A terme, cette débâcle économique
contraignit la France et la Grande-Bretagne à négocier avec le
responsable diplomatique de la Confédération argentine, qui n'était
autre alors que Juan Manuel de Rosas (1793-1877), le Gouverneur
fédéraliste de la Province de Buenos Aires (qui n'était pas encore
séparée de la ville homonyme), et son ministre, le juriste Felipe Arana. Deux
traités, en 1847 avec la Grande-Bretagne, puis en 1850 avec la
Seconde République française, vinrent mettre fin à un conflit
déclenché en 1838, quand les puissances étrangères exigèrent
d'avoir la liberté inconditionnelle de naviguer sur les fleuves
argentins, ce que n'acceptait aucun pays souverain au XIXème
siècle.
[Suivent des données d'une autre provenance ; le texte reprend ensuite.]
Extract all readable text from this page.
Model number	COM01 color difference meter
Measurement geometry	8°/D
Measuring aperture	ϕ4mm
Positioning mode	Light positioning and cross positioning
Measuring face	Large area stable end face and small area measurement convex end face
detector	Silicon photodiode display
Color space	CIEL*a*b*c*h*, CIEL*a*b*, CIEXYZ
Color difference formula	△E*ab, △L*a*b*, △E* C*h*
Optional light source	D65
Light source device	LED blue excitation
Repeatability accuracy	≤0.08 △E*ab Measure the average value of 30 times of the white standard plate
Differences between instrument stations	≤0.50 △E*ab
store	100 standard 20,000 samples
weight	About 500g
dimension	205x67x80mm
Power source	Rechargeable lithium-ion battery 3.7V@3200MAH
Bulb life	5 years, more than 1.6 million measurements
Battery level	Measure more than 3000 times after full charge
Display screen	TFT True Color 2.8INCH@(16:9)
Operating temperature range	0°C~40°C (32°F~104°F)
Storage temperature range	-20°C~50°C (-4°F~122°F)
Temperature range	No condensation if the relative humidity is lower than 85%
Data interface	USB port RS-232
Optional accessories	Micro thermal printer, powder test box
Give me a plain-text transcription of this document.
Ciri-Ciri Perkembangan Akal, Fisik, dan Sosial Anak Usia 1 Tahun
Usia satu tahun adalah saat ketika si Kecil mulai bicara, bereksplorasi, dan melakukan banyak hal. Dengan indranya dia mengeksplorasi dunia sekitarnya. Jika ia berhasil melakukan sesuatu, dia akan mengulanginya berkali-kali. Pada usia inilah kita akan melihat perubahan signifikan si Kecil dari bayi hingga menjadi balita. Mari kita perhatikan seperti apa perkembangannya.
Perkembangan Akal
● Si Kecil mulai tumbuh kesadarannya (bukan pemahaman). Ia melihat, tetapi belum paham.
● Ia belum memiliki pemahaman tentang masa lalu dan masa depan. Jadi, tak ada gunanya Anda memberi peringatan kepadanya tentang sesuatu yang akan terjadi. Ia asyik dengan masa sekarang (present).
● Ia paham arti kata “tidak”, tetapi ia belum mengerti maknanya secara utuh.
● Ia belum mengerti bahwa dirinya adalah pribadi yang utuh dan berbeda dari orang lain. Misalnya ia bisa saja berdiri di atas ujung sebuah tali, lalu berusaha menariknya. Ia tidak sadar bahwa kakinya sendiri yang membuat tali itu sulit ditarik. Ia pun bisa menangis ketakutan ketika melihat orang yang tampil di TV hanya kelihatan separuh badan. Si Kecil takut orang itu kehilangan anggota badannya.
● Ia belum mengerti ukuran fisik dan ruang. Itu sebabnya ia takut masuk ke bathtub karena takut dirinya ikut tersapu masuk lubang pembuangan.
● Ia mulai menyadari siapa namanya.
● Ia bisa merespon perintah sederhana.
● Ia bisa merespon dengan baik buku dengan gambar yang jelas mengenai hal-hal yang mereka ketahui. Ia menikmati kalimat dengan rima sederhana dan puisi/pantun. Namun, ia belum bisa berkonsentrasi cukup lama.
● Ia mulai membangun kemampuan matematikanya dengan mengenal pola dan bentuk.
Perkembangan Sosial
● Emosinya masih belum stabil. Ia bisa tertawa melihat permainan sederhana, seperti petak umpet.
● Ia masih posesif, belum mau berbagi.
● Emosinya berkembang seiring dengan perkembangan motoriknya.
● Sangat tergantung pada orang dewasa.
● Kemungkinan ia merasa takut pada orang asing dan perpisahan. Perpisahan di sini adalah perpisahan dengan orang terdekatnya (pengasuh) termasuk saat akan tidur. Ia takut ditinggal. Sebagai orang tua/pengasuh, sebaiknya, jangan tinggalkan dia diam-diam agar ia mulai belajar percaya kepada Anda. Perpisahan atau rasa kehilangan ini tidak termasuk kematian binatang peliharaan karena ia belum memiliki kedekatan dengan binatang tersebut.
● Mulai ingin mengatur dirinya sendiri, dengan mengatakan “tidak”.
Les deux grandes puissances durent accepter de ne commercer
qu'avec le port de Buenos Aires et ne pas avoir aucune activité
commerciale directe dans les Provinces.
Le combat tel qu'il a été présenté à Paris, par L'Illustration dans son édition du samedi 7 février 1846 |
Six navires de guerre britanniques et
cinq français, avec 418 canons, escortaient une soixantaine de
bâtiments de commerce en route vers le Paraguay et ce que les
Argentins appellent aujourd'hui le Litoral (Santa Fe, Entre-Riós,
Corrientes et Misiones) avec, pour compléter le convoi, des bateaux
militaires de ravitaillement chargés de charbon pour alimenter les
moteurs à vapeur qui complétaient le gréement à voile. Du coup
argentin, quatre batteries de 30 canons disposées sur les berges, un
brick et deux canonniers sur le fleuve, combinant à eux trois
une soixantaine de bouches à feu (selon les sources argentines)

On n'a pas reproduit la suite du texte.